Article

Cell division is a basic process of life, in which it is crucial that the mitotic spindle is positioned and oriented correctly to inherit correctly all the necessary genetic material to the daughter cells. How large are the forces that maintain the mitotic spindle at the cell center? What are the relevant time scales? And how effective are the force generators at stabilizing the spindle against thermal and other fluctuations? These are questions that remained unanswered due to the difficulties of exerting and measuring forces generated by and acting upon spindles in intact cells. A team of researchers in Dresden managed to answer these questions by performing in vivo force measurements in dividing cells of the nematode C. elegans. They discovered that the mitotic spindle acts as compliant machinery that integrates forces from thousands of microtubules to accomplish a proper spindle positioning. The findings were published in Science.
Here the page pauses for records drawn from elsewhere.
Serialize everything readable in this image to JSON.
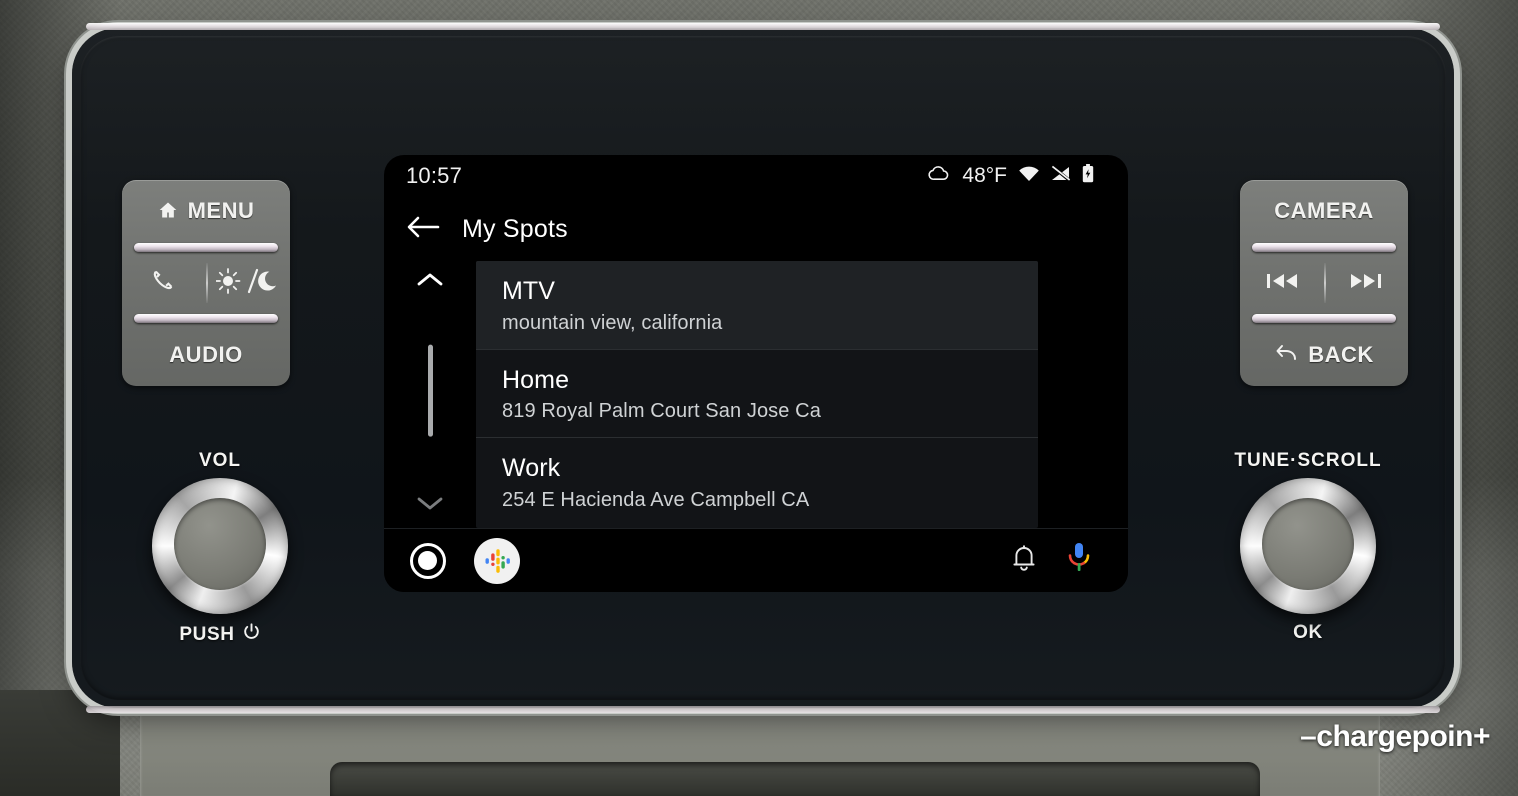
{
  "screen": {
    "status_bar": {
      "time": "10:57",
      "temperature": "48°F",
      "weather_icon": "cloud-icon",
      "wifi_icon": "wifi-icon",
      "cellular_icon": "cellular-off-icon",
      "battery_icon": "battery-icon"
    },
    "app_bar": {
      "back_icon": "back-arrow-icon",
      "title": "My Spots"
    },
    "scroll": {
      "up_icon": "chevron-up-icon",
      "down_icon": "chevron-down-icon"
    },
    "list": {
      "items": [
        {
          "title": "MTV",
          "subtitle": "mountain view, california",
          "selected": true
        },
        {
          "title": "Home",
          "subtitle": "819 Royal Palm Court San Jose Ca",
          "selected": false
        },
        {
          "title": "Work",
          "subtitle": "254 E Hacienda Ave Campbell CA",
          "selected": false
        }
      ]
    },
    "bottom_bar": {
      "home_icon": "home-circle-icon",
      "podcasts_icon": "google-podcasts-icon",
      "notifications_icon": "bell-icon",
      "assistant_icon": "google-assistant-mic-icon"
    }
  },
  "hardware": {
    "left_cluster": {
      "menu_label": "MENU",
      "menu_icon": "home-icon",
      "phone_icon": "phone-icon",
      "display_icon": "brightness-day-night-icon",
      "audio_label": "AUDIO"
    },
    "right_cluster": {
      "camera_label": "CAMERA",
      "prev_icon": "skip-previous-icon",
      "next_icon": "skip-next-icon",
      "back_label": "BACK",
      "back_icon": "back-curved-arrow-icon"
    },
    "volume_knob": {
      "top_label": "VOL",
      "bottom_label": "PUSH",
      "power_icon": "power-icon"
    },
    "tune_knob": {
      "top_label": "TUNE·SCROLL",
      "bottom_label": "OK"
    }
  },
  "watermark": {
    "text": "chargepoin",
    "prefix_dash": "–",
    "plus": "+"
  },
  "colors": {
    "screen_bg": "#000000",
    "card_bg": "#121417",
    "card_selected_bg": "#1f2225",
    "text_primary": "#ffffff",
    "text_secondary": "#cfd2d4",
    "divider": "#2b2e31",
    "google_blue": "#4285F4",
    "google_red": "#EA4335",
    "google_yellow": "#FBBC05",
    "google_green": "#34A853"
  }
}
While so far laser cutting, glass needle manipulation and other techniques had been the choice to measure forces in-vivo, the Dresden research team decided to go for a magnetic tweezer approach. They introduced magnetic particles into cells to exert calibrated forces directly to the mitotic spindle poles without disrupting other intracellular structures or physiological processes. By doing so, they measured the mitotic forces during cell division and discovered that the mitotic spindle acts as a force-generating apparatus that generates a “centering force” that maintains and possibly drives the spindle to the cell center. This is a classic example of how cells use the dynamics of a self-organised intracellular machinery to accomplish cell function – in this case spindle positioning.

The value of the measured centering force was surprisingly low given the size of the mitotic spindle: Only 20 pN per micron of displacement are generated by the machinery built up from thousands of individual microtubules. “It is like pushing an entire building made of steel with just one finger, but in this case the steel beams that made up the building are dynamic: they grow, shrink, and probably buckle constantly”, says Carlos Garzon-Coral, now at Stanford and at the time a PhD student in the lab of Jonathon Howard at the MPI-CBG. Garzon-Coral is the first author of the study.

The force generated by the discovered machinery is soft enough to quench thermal forces to make sure that the cell spindle maintains its position at the cell center, but low enough to allow force generators to fine-tune the position of the spindle – this is important if an asymmetric cell division needs to happen.